Cafe Hitch-hike

2023-11-17

My former boss

It all started from a police safety check.The police then called the person who made the check, and when they arrived they weren’t recognized by the one they checked on. They were taken to the hospital where they were diagnosed with heart and kidney failure. Then, they went unconscious and are now on a ventilator.

It’s another one of those liminal states. My former boss could stabilize, undergo therapies and surgeries, and likely end up in a care home. Or, they can bounce back after a while, or this is the beginning of the downward slide.

My FB complained about feeling sick soon after their retirement, then got a flu. They went to a Gulf coast town a few weeks later to attend the funeral of their estranged father. I guess my FB drew the short straw and had to represent the family since none of their siblings wanted to go. They still weren’t feeling well. The former boss also went to the doctor 10 days ago and their vital signs were all over the place, and they went home.

The FB lost some very important people in their life in the last 2 years. They undergone their special version of professional torture in the building throughout the years. I knew they didn’t like the changes in management just over 5 years ago, a reason for retirement, but they also said, to me more than once, “I just ran out of ideas and I’m tired.”. I heard it in their voice. They really were tired, but maybe they got tired from life?

It makes me feel so sad. Of course we don’t know how things will turn, but it really doesn’t look good for the former boss. It makes me wonder if the last 3 years has worn us down or tired us, or accelerated the aging process.
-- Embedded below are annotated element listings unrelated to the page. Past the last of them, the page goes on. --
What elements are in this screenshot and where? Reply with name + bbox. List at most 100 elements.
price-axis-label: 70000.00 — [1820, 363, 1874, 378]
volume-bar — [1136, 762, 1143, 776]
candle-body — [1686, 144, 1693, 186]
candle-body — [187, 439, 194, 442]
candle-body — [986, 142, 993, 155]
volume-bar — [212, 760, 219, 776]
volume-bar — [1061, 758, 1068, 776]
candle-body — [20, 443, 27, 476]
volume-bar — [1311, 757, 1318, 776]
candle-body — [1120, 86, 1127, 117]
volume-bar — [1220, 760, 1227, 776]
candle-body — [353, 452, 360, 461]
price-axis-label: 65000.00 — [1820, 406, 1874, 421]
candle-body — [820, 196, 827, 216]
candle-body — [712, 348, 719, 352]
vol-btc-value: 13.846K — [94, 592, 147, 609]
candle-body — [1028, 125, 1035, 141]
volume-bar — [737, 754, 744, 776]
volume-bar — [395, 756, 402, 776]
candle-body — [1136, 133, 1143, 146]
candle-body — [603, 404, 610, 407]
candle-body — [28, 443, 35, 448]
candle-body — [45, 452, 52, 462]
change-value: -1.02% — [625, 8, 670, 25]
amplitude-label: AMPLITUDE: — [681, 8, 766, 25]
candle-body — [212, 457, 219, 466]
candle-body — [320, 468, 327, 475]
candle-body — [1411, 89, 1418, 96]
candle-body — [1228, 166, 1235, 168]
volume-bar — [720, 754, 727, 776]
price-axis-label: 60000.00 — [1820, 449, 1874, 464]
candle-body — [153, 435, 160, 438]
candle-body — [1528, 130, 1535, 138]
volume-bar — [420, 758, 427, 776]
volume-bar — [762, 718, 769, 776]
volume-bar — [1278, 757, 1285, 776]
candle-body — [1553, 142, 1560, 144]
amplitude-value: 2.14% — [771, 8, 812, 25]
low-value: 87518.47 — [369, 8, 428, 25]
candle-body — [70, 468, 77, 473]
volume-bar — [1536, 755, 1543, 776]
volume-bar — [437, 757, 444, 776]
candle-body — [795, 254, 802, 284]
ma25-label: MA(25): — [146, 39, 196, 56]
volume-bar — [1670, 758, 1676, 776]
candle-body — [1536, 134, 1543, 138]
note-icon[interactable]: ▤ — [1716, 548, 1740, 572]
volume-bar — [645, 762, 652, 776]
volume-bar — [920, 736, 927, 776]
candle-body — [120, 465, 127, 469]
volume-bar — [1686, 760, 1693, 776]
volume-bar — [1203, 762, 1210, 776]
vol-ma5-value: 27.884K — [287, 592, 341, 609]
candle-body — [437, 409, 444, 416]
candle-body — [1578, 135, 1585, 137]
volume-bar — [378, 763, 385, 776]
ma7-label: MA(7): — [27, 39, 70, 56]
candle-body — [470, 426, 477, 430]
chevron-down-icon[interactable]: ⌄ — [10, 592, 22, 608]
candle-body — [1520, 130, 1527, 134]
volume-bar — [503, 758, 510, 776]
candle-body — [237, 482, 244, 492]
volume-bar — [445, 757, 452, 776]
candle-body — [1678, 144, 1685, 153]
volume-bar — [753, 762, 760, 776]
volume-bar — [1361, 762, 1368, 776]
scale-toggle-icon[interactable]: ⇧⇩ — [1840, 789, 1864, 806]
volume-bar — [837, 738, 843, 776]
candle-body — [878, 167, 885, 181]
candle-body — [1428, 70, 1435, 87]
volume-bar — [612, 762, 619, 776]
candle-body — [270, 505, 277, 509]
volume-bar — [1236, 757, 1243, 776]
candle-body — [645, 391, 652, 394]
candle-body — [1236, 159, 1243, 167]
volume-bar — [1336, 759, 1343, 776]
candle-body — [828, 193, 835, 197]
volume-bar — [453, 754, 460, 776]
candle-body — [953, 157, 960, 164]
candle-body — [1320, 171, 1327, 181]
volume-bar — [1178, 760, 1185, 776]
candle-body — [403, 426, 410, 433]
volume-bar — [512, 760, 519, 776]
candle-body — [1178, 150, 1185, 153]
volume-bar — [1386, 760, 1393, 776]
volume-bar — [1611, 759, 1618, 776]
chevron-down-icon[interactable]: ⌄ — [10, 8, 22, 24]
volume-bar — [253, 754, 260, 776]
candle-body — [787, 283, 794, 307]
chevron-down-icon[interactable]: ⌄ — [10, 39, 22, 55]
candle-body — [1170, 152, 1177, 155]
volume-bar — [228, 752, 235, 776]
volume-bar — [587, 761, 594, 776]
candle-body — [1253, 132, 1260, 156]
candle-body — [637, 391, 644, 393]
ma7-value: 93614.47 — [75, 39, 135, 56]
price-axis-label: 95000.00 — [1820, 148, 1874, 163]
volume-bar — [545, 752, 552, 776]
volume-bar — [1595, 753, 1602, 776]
I think of the people I’ve written of these past few days who are either not well or people close to them are not. I’m discovering the health of some people in the building has corroded, and it’s likely my former boss was in that group.

Am I being told to run from that place and run for my life? Be gone before that building takes any more from me?

Oh, my…. maybe I’m just reading too much into things, but one really starts to wonder when quite a few things slowly unravel at once. Things feel just as weird now as they did in the thick of the pandemic, except we can leave our houses. I dunno, just my thoughts today. Please let me be overreacting as usual, and this haze eventually clears.